2. “MECHANICAL ACTUATED MAGNETIC VALVE OPERATION PROCESS” according to claim 1, characterized in that it is based on a housing (C), which houses inside an actuator (A) that moves in the direction of its axis axial when activated by pressing, having at its end a drive magnet (IA), which in turn is maintained in its initial position by means of the return spring (MR), when pressing the driver (A), it slides along its axial axis and approaches the plunger (E), the plunger (E) is attracted by the magnetic field of the drive magnet (IA), moving and releasing the diaphragm orifice (DF) and the diaphragm disc ( DD) and allowing liquid flow; the plunger (E) has its displacement limited by the plunger pin (PE) which limits the opening and closing range of the valve; when removing the pressure exerted on the actuator (A), it returns to its initial position through the return spring (MR), which causes the piston (E) to move away from the actuating magnet (IA), reducing the effect of the field magnet on the piston (E); the plunger (E) then returns to its initial position, attracted by the return magnet (IR) and assisted by the plunger spring (ME), which causes the openings of the diaphragm (DF) and the diaphragm disc (DD) to close, interrupting the flow of liquid; The return magnet spacer (ESr) has the function of keeping the return spring (MR) in the correct position for valve operation.
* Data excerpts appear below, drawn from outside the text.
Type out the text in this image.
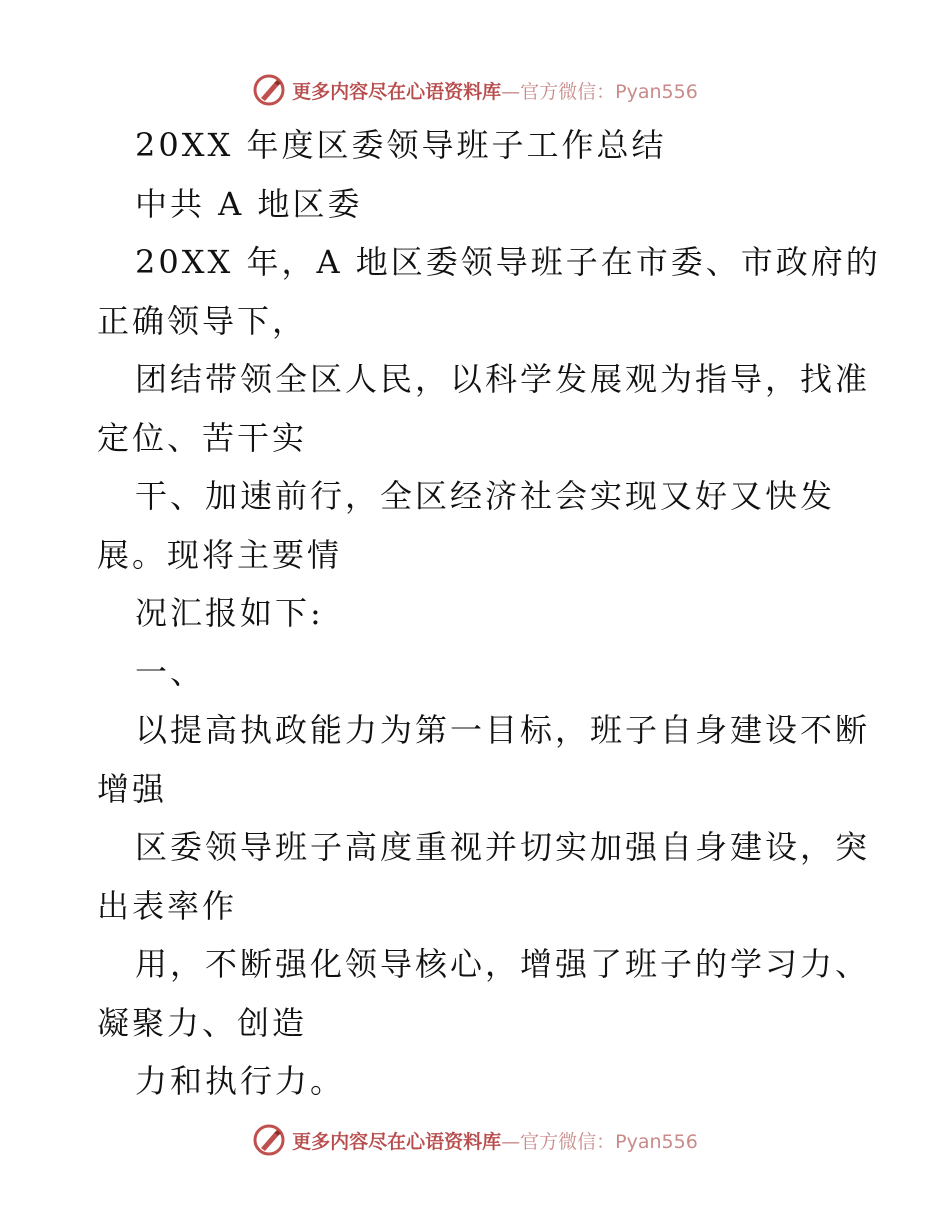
更多内容尽在心语资料库—官方微信：Pyan556
20XX 年度区委领导班子工作总结
中共 A 地区委
20XX 年，A 地区委领导班子在市委、市政府的
正确领导下，
团结带领全区人民，以科学发展观为指导，找准
定位、苦干实
干、加速前行，全区经济社会实现又好又快发
展。现将主要情
况汇报如下:
一、
以提高执政能力为第一目标，班子自身建设不断
增强
区委领导班子高度重视并切实加强自身建设，突
出表率作
用，不断强化领导核心，增强了班子的学习力、
凝聚力、创造
力和执行力。
更多内容尽在心语资料库—官方微信：Pyan556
3. “MECHANICALLY ACTUATED MAGNETIC VALVE OPERATING PROCESS”, according to claim 1, characterized by its normal operation where the actuator position indicator (IPa) and the housing position indicator (IPc) must be aligned and converging, causing the locking pin (PTa) of the actuator (A) to fit into the housing cavity (CAc) of the housing (C), keeping the plunger (E) in the closed position while the valve is not activated.

4. “MECHANICALLY ACTUATED MAGNETIC VALVE OPERATING PROCESS”, according to claim 1, characterized by operation with the valve constantly open, in “by-pass”, the actuator (A) must be pressed and rotated so that the actuator position indicator (IPa) and the housing position indicator (IPc) are in a divergent position, thus the locking pin (PTa) comes out of the housing cavity (CAc) and causes the actuator (A) to move, and consequently the displacement of the drive magnet (IA), causing the plunger (E) to be attracted by the magnetic field of the drive magnet (IA), which releases the liquid flow through the holes in the diaphragm (DF) and the disc of the diaphragm (DD); and to resume normal valve operation, simply rotate the actuator (A) until the actuator position indicator (IPa) and the housing position indicator (IPc) are aligned and convergent, in order to restore the locking pin (PTa) of the driver (A) in the housing cavity (CAc) of the housing (C).

5. “PROCESS FOR INSTALLING A MECHANICALLY ACTIVATED MAGNETIC VALVE” for domestic use, according to claim 1, characterized by fixing the valve fixing support (SF), with screws passing through the holes for fixing the support (FS) on the edge of a cabinet stop, in such a way that the actuator (A) remains in contact with the internal face of the door. a cabinet and in a position opposite to the axis of rotation of this door, in order to keep the door briefly open, so that when pressed, it causes the actuator (A) to move; then, the inlet and outlet connections of the hydraulic network are connected, the outlet is connected to a tap; the tap is opened according to the flow desired by the user, and the activation is done using light pressure on the cabinet door, with a minimum displacement, between 2 and 6 mm, and preferably 3 mm, which maintains the clearance of the closet door almost imperceptible, maintaining the closed door appearance.

6. “MECHANICALLY ACTIVATED MAGNETIC VALVE”, according to claim 1, characterized in that it is used in civil construction or in industries to control the liquid level of a water tank or tank instead of traditional float valves or electrical solenoid valves; be used as a flush valve.